The moxifloxacin MIC, based on broth dilution test as recommended by the CLSI, was 0.06 mg/liter on two occasions. This assay took 4 weeks from set up to reading the results. This MIC was similar to the MIC obtained by the modified resazurin colorimetric assay on two different occasions, as shown in Fig. 1. The total time from setting up the resazurin test to reading the MIC was 4 days.

FIG 1.

FIG 1

Resazurin assay for identification of Mycobacterium kansasii MIC. Resazurin is blue and nonfluorescent and is reduced to resorufin, which is pink and highly fluorescent when mycobacteria grow. Coincubation of M. kansasii with various concentrations of moxifloxacin in the assay revealed that the lowest (minimum) moxifloxacin concentration that inhibits growth (keeping resazurin blue) was 0.0625 mg/liter.

The kill-slope of the standard regimen combination therapy of isoniazid, rifampin, and ethambutol in the hollow-fiber system, based on serum pharmacokinetics of these drugs at standard doses, is shown in Fig. 2. The untreated controls grew at an overall rate of 0.0.2551 ± 0.0553 log10 CFU/ml/day.
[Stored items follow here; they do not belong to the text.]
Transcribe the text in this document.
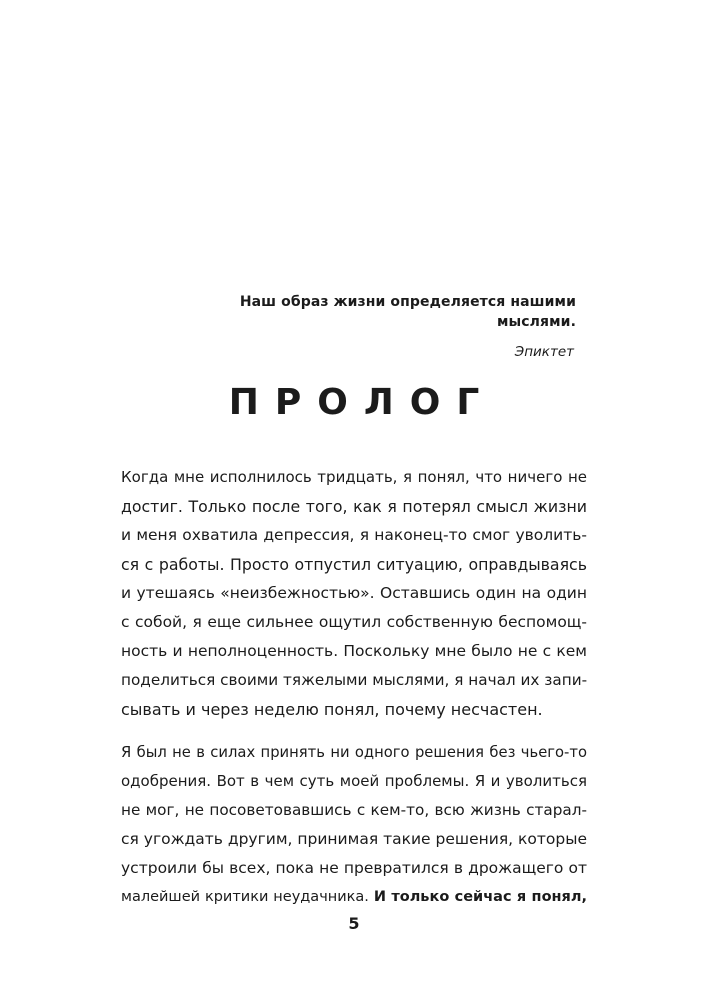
Наш образ жизни определяется нашими мыслями.
Эпиктет
ПРОЛОГ
Когда мне исполнилось тридцать, я понял, что ничего не
достиг. Только после того, как я потерял смысл жизни
и меня охватила депрессия, я наконец-то смог уволить-
ся с работы. Просто отпустил ситуацию, оправдываясь
и утешаясь «неизбежностью». Оставшись один на один
с собой, я еще сильнее ощутил собственную беспомощ-
ность и неполноценность. Поскольку мне было не с кем
поделиться своими тяжелыми мыслями, я начал их запи-
сывать и через неделю понял, почему несчастен.
Я был не в силах принять ни одного решения без чьего-то
одобрения. Вот в чем суть моей проблемы. Я и уволиться
не мог, не посоветовавшись с кем-то, всю жизнь старал-
ся угождать другим, принимая такие решения, которые
устроили бы всех, пока не превратился в дрожащего от
малейшей критики неудачника. И только сейчас я понял,
5
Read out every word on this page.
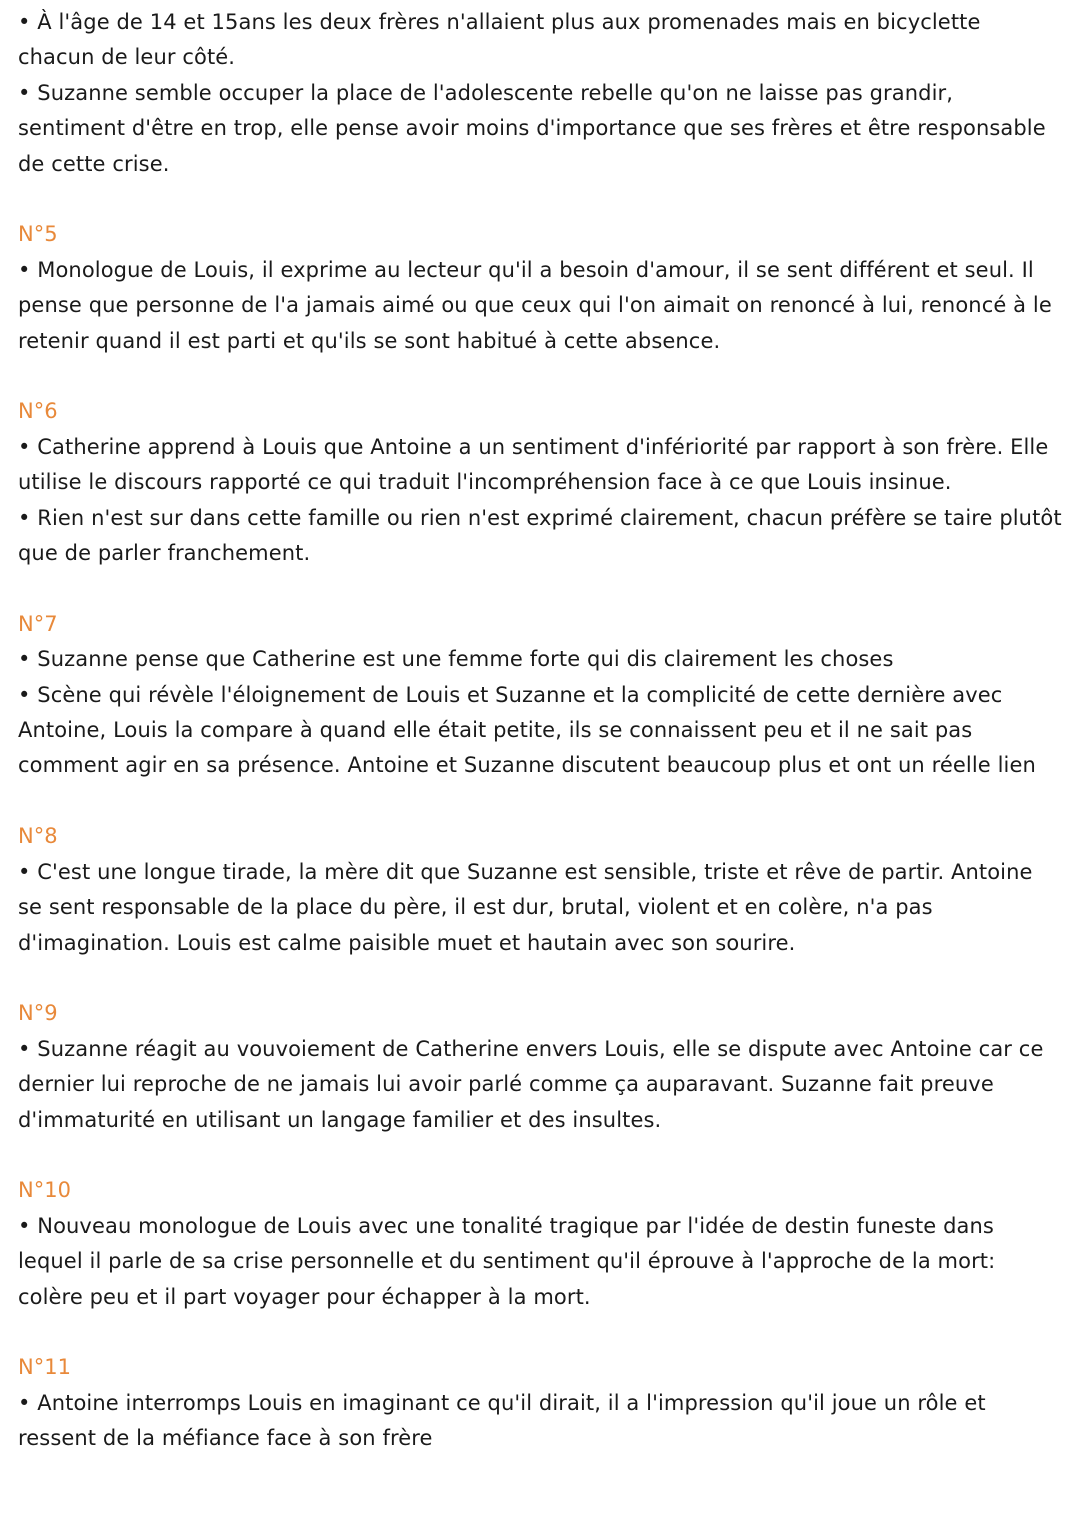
• À l'âge de 14 et 15ans les deux frères n'allaient plus aux promenades mais en bicyclette chacun de leur côté.

• Suzanne semble occuper la place de l'adolescente rebelle qu'on ne laisse pas grandir, sentiment d'être en trop, elle pense avoir moins d'importance que ses frères et être responsable de cette crise.

N°5

• Monologue de Louis, il exprime au lecteur qu'il a besoin d'amour, il se sent différent et seul. Il pense que personne de l'a jamais aimé ou que ceux qui l'on aimait on renoncé à lui, renoncé à le retenir quand il est parti et qu'ils se sont habitué à cette absence.

N°6

• Catherine apprend à Louis que Antoine a un sentiment d'infériorité par rapport à son frère. Elle utilise le discours rapporté ce qui traduit l'incompréhension face à ce que Louis insinue.

• Rien n'est sur dans cette famille ou rien n'est exprimé clairement, chacun préfère se taire plutôt que de parler franchement.

N°7

• Suzanne pense que Catherine est une femme forte qui dis clairement les choses

• Scène qui révèle l'éloignement de Louis et Suzanne et la complicité de cette dernière avec Antoine, Louis la compare à quand elle était petite, ils se connaissent peu et il ne sait pas comment agir en sa présence. Antoine et Suzanne discutent beaucoup plus et ont un réelle lien

N°8

• C'est une longue tirade, la mère dit que Suzanne est sensible, triste et rêve de partir. Antoine se sent responsable de la place du père, il est dur, brutal, violent et en colère, n'a pas d'imagination. Louis est calme paisible muet et hautain avec son sourire.

N°9

• Suzanne réagit au vouvoiement de Catherine envers Louis, elle se dispute avec Antoine car ce dernier lui reproche de ne jamais lui avoir parlé comme ça auparavant. Suzanne fait preuve d'immaturité en utilisant un langage familier et des insultes.

N°10

• Nouveau monologue de Louis avec une tonalité tragique par l'idée de destin funeste dans lequel il parle de sa crise personnelle et du sentiment qu'il éprouve à l'approche de la mort: colère peu et il part voyager pour échapper à la mort.

N°11

• Antoine interromps Louis en imaginant ce qu'il dirait, il a l'impression qu'il joue un rôle et ressent de la méfiance face à son frère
The standard therapy killed at a low rate of −0.080 ± 0.0514 log10 CFU/ml/day. The concentration-time profiles based on measurements of drug concentration in the hollow-fiber system were as described before (1214, 22).

FIG 2.

FIG 2

Efficacy of standard combination treatment against intracellular M. kansasii. A standard three-drug regimen showed good kill rates compared to those of the untreated controls in the hollow-fiber model system.

The concentration-time profiles of moxifloxacin achieved in dose-effect studies in the hollow fiber systems were as shown in Fig. 3A. Modeling using a one-compartment model revealed the pharmacokinetic model predicted versus observed concentrations shown in Fig. 3B (r2 = 0.991). The systemic clearance was 15.4 ± 7.80 liters/h, a volume of 247.0 ± 70.2 liters, and an absorption constant of 4.15 ± 1.66 h−1, which translates to a half-life of 11.1 ± 6.47 h. The pharmacokinetic parameters achieved in each hollow-fiber system were utilized to calculate the AUC0–24 and AUC0–24/MIC ratios for PK/PD analysis.

FIG 3.

FIG 3

Pharmacokinetics of moxifloxacin in the hollow-fiber systems. (A) Concentration-time profiles of moxifloxacin achieved in the hollow-fiber system are shown for each system. (B) A one-compartment model with first-order input and elimination best described the model. Shown are the model predicted versus observed concentrations (r2 = 0.99), demonstrating that the model explained the data well.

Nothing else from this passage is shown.